Intel reported second quarter earnings of $2.8 billion, or 55 cents a share, on revenue of $13.8 billion.
Wall Street was expecting earnings of 52 cents a share on revenue of $13.68 billion for the second quarter.
By unit, Intel's datacenter group delivered second quarter revenue of $3.5 billion, up 19 percent from a year ago. The internet of things division delivered revenue of $539 million, up 24 percent from a year ago.
However, Intel's results are still tethered to the PC upgrade cycle. The PC unit delivered second quarter revenue of $8.7 billion, up 6 percent from a year ago.
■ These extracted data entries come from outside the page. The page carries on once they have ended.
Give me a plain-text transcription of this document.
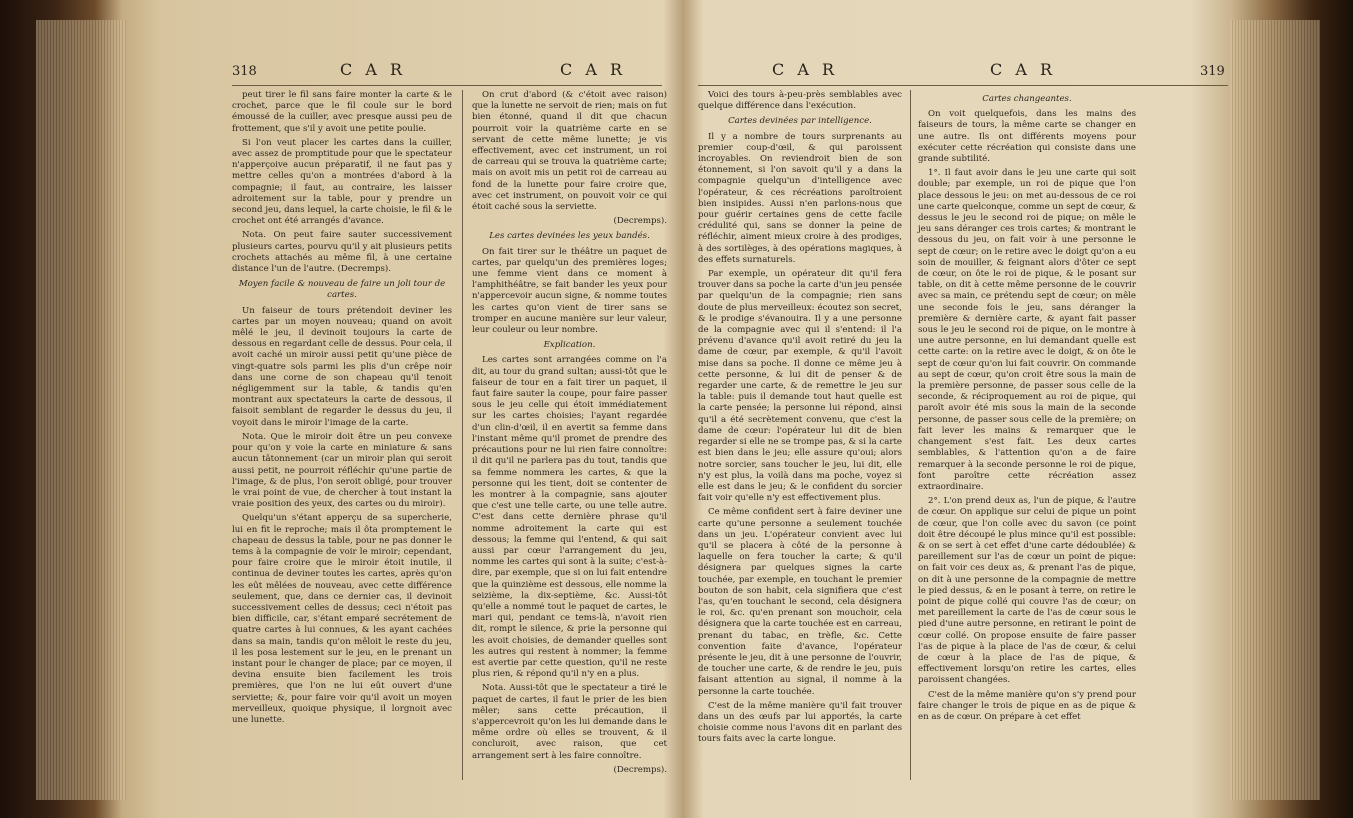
318	C A R	C A R

peut tirer le fil sans faire monter la carte & le crochet, parce que le fil coule sur le bord émoussé de la cuiller, avec presque aussi peu de frottement, que s'il y avoit une petite poulie.

Si l'on veut placer les cartes dans la cuiller, avec assez de promptitude pour que le spectateur n'apperçoive aucun préparatif, il ne faut pas y mettre celles qu'on a montrées d'abord à la compagnie; il faut, au contraire, les laisser adroitement sur la table, pour y prendre un second jeu, dans lequel, la carte choisie, le fil & le crochet ont été arrangés d'avance.

Nota. On peut faire sauter successivement plusieurs cartes, pourvu qu'il y ait plusieurs petits crochets attachés au même fil, à une certaine distance l'un de l'autre. (Decremps).

Moyen facile & nouveau de faire un joli tour de cartes.

Un faiseur de tours prétendoit deviner les cartes par un moyen nouveau; quand on avoit mêlé le jeu, il devinoit toujours la carte de dessous en regardant celle de dessus. Pour cela, il avoit caché un miroir aussi petit qu'une pièce de vingt-quatre sols parmi les plis d'un crêpe noir dans une corne de son chapeau qu'il tenoit négligemment sur la table, & tandis qu'en montrant aux spectateurs la carte de dessous, il faisoit semblant de regarder le dessus du jeu, il voyoit dans le miroir l'image de la carte.

Nota. Que le miroir doit être un peu convexe pour qu'on y voie la carte en miniature & sans aucun tâtonnement (car un miroir plan qui seroit aussi petit, ne pourroit réfléchir qu'une partie de l'image, & de plus, l'on seroit obligé, pour trouver le vrai point de vue, de chercher à tout instant la vraie position des yeux, des cartes ou du miroir).

Quelqu'un s'étant apperçu de sa supercherie, lui en fit le reproche; mais il ôta promptement le chapeau de dessus la table, pour ne pas donner le tems à la compagnie de voir le miroir; cependant, pour faire croire que le miroir étoit inutile, il continua de deviner toutes les cartes, après qu'on les eût mêlées de nouveau, avec cette différence seulement, que, dans ce dernier cas, il devinoit successivement celles de dessus; ceci n'étoit pas bien difficile, car, s'étant emparé secrétement de quatre cartes à lui connues, & les ayant cachées dans sa main, tandis qu'on mêloit le reste du jeu, il les posa lestement sur le jeu, en le prenant un instant pour le changer de place; par ce moyen, il devina ensuite bien facilement les trois premières, que l'on ne lui eût ouvert d'une serviette; &, pour faire voir qu'il avoit un moyen merveilleux, quoique physique, il lorgnoit avec une lunette.

On crut d'abord (& c'étoit avec raison) que la lunette ne servoit de rien; mais on fut bien étonné, quand il dit que chacun pourroit voir la quatrième carte en se servant de cette même lunette; je vis effectivement, avec cet instrument, un roi de carreau qui se trouva la quatrième carte; mais on avoit mis un petit roi de carreau au fond de la lunette pour faire croire que, avec cet instrument, on pouvoit voir ce qui étoit caché sous la serviette.

(Decremps).

Les cartes devinées les yeux bandés.

On fait tirer sur le théâtre un paquet de cartes, par quelqu'un des premières loges; une femme vient dans ce moment à l'amphithéâtre, se fait bander les yeux pour n'appercevoir aucun signe, & nomme toutes les cartes qu'on vient de tirer sans se tromper en aucune manière sur leur valeur, leur couleur ou leur nombre.

Explication.

Les cartes sont arrangées comme on l'a dit, au tour du grand sultan; aussi-tôt que le faiseur de tour en a fait tirer un paquet, il faut faire sauter la coupe, pour faire passer sous le jeu celle qui étoit immédiatement sur les cartes choisies; l'ayant regardée d'un clin-d'œil, il en avertit sa femme dans l'instant même qu'il promet de prendre des précautions pour ne lui rien faire connoître: il dit qu'il ne parlera pas du tout, tandis que sa femme nommera les cartes, & que la personne qui les tient, doit se contenter de les montrer à la compagnie, sans ajouter que c'est une telle carte, ou une telle autre. C'est dans cette dernière phrase qu'il nomme adroitement la carte qui est dessous; la femme qui l'entend, & qui sait aussi par cœur l'arrangement du jeu, nomme les cartes qui sont à la suite; c'est-à-dire, par exemple, que si on lui fait entendre que la quinzième est dessous, elle nomme la seizième, la dix-septième, &c. Aussi-tôt qu'elle a nommé tout le paquet de cartes, le mari qui, pendant ce tems-là, n'avoit rien dit, rompt le silence, & prie la personne qui les avoit choisies, de demander quelles sont les autres qui restent à nommer; la femme est avertie par cette question, qu'il ne reste plus rien, & répond qu'il n'y en a plus.

Nota. Aussi-tôt que le spectateur a tiré le paquet de cartes, il faut le prier de les bien mêler; sans cette précaution, il s'appercevroit qu'on les lui demande dans le même ordre où elles se trouvent, & il concluroit, avec raison, que cet arrangement sert à les faire connoître.

(Decremps).

C A R	C A R	319

Voici des tours à-peu-près semblables avec quelque différence dans l'exécution.

Cartes devinées par intelligence.

Il y a nombre de tours surprenants au premier coup-d'œil, & qui paroissent incroyables. On reviendroit bien de son étonnement, si l'on savoit qu'il y a dans la compagnie quelqu'un d'intelligence avec l'opérateur, & ces récréations paroîtroient bien insipides. Aussi n'en parlons-nous que pour guérir certaines gens de cette facile crédulité qui, sans se donner la peine de réfléchir, aiment mieux croire à des prodiges, à des sortilèges, à des opérations magiques, à des effets surnaturels.

Par exemple, un opérateur dit qu'il fera trouver dans sa poche la carte d'un jeu pensée par quelqu'un de la compagnie; rien sans doute de plus merveilleux: écoutez son secret, & le prodige s'évanouira. Il y a une personne de la compagnie avec qui il s'entend: il l'a prévenu d'avance qu'il avoit retiré du jeu la dame de cœur, par exemple, & qu'il l'avoit mise dans sa poche. Il donne ce même jeu à cette personne, & lui dit de penser & de regarder une carte, & de remettre le jeu sur la table: puis il demande tout haut quelle est la carte pensée; la personne lui répond, ainsi qu'il a été secrètement convenu, que c'est la dame de cœur: l'opérateur lui dit de bien regarder si elle ne se trompe pas, & si la carte est bien dans le jeu; elle assure qu'oui; alors notre sorcier, sans toucher le jeu, lui dit, elle n'y est plus, la voilà dans ma poche, voyez si elle est dans le jeu; & le confident du sorcier fait voir qu'elle n'y est effectivement plus.

Ce même confident sert à faire deviner une carte qu'une personne a seulement touchée dans un jeu. L'opérateur convient avec lui qu'il se placera à côté de la personne à laquelle on fera toucher la carte; & qu'il désignera par quelques signes la carte touchée, par exemple, en touchant le premier bouton de son habit, cela signifiera que c'est l'as, qu'en touchant le second, cela désignera le roi, &c. qu'en prenant son mouchoir, cela désignera que la carte touchée est en carreau, prenant du tabac, en trèfle, &c. Cette convention faite d'avance, l'opérateur présente le jeu, dit à une personne de l'ouvrir, de toucher une carte, & de rendre le jeu, puis faisant attention au signal, il nomme à la personne la carte touchée.

C'est de la même manière qu'il fait trouver dans un des œufs par lui apportés, la carte choisie comme nous l'avons dit en parlant des tours faits avec la carte longue.

Cartes changeantes.

On voit quelquefois, dans les mains des faiseurs de tours, la même carte se changer en une autre. Ils ont différents moyens pour exécuter cette récréation qui consiste dans une grande subtilité.

1°. Il faut avoir dans le jeu une carte qui soit double; par exemple, un roi de pique que l'on place dessous le jeu: on met au-dessous de ce roi une carte quelconque, comme un sept de cœur, & dessus le jeu le second roi de pique; on mêle le jeu sans déranger ces trois cartes; & montrant le dessous du jeu, on fait voir à une personne le sept de cœur; on le retire avec le doigt qu'on a eu soin de mouiller, & feignant alors d'ôter ce sept de cœur, on ôte le roi de pique, & le posant sur table, on dit à cette même personne de le couvrir avec sa main, ce prétendu sept de cœur; on mêle une seconde fois le jeu, sans déranger la première & dernière carte, & ayant fait passer sous le jeu le second roi de pique, on le montre à une autre personne, en lui demandant quelle est cette carte: on la retire avec le doigt, & on ôte le sept de cœur qu'on lui fait couvrir. On commande au sept de cœur, qu'on croit être sous la main de la première personne, de passer sous celle de la seconde, & réciproquement au roi de pique, qui paroît avoir été mis sous la main de la seconde personne, de passer sous celle de la première; on fait lever les mains & remarquer que le changement s'est fait. Les deux cartes semblables, & l'attention qu'on a de faire remarquer à la seconde personne le roi de pique, font paroître cette récréation assez extraordinaire.

2°. L'on prend deux as, l'un de pique, & l'autre de cœur. On applique sur celui de pique un point de cœur, que l'on colle avec du savon (ce point doit être découpé le plus mince qu'il est possible: & on se sert à cet effet d'une carte dédoublée) & pareillement sur l'as de cœur un point de pique: on fait voir ces deux as, & prenant l'as de pique, on dit à une personne de la compagnie de mettre le pied dessus, & en le posant à terre, on retire le point de pique collé qui couvre l'as de cœur; on met pareillement la carte de l'as de cœur sous le pied d'une autre personne, en retirant le point de cœur collé. On propose ensuite de faire passer l'as de pique à la place de l'as de cœur, & celui de cœur à la place de l'as de pique, & effectivement lorsqu'on retire les cartes, elles paroissent changées.

C'est de la même manière qu'on s'y prend pour faire changer le trois de pique en as de pique & en as de cœur. On prépare à cet effet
As for the third-quarter outlook, Intel projected revenue of $14.4 billion, give or take $500 million, with gross margins of 66 percent. Intel also said that 2014 revenue will be 5 percent, up from its previous projection of flat revenue. Gross margin for the year will be about 63 percent.
In a statement, Intel CEO Brian Krzanich said the company's expansion into Chrome-based systems and launch of its Baytrail processors have the company "on track to meet our 40 million unit tablet goal." For now though, Intel remains a show-me story on the mobile front since second quarter revenue was $51 million, down 83 percent from a year ago.
By the numbers:
R&D spending was $2.86 billion, up from $2.5 billion in the second quarter a year ago.
The company had $104,900 employees at the end of the quarter.
PC unit volume was up 9 percent from a year ago with average selling prices down 4 percent.
Server unit volumes were up 9 percent and average selling prices were up 11 percent.
UPDATE: During the quarterly shareholders call, Intel CEO Brian Krzanich reiterated that the consumer PC segment, especially in emerging markets remains challenging.
Nevertheless, Krzanich maintained an optimistic outlook, positing "there are some signs of renewed consumer interest and activity."
Furthermore, Krzanich noted that Intel shipped approximately 10 million tablets during the quarter, maintaining the processor giant is firmly on track to meet its previously-stated goal of 40 million worldwide by year's end.
Not straying too far from the script, Krzanich and Intel CFO Stacy Smith repeatedly stressed the successes in the enterprise market, observing growth of 15 percent or more across most business segments in Q2.
Krzanich attributed growth here to a myriad of moving parts, including new price points, the end of Windows XP, and more diversity in form factors.
"We see it at least lasting through this year," Krzanich predicted. "That's built into our forecast, so that's kind of as far as we're looking out today."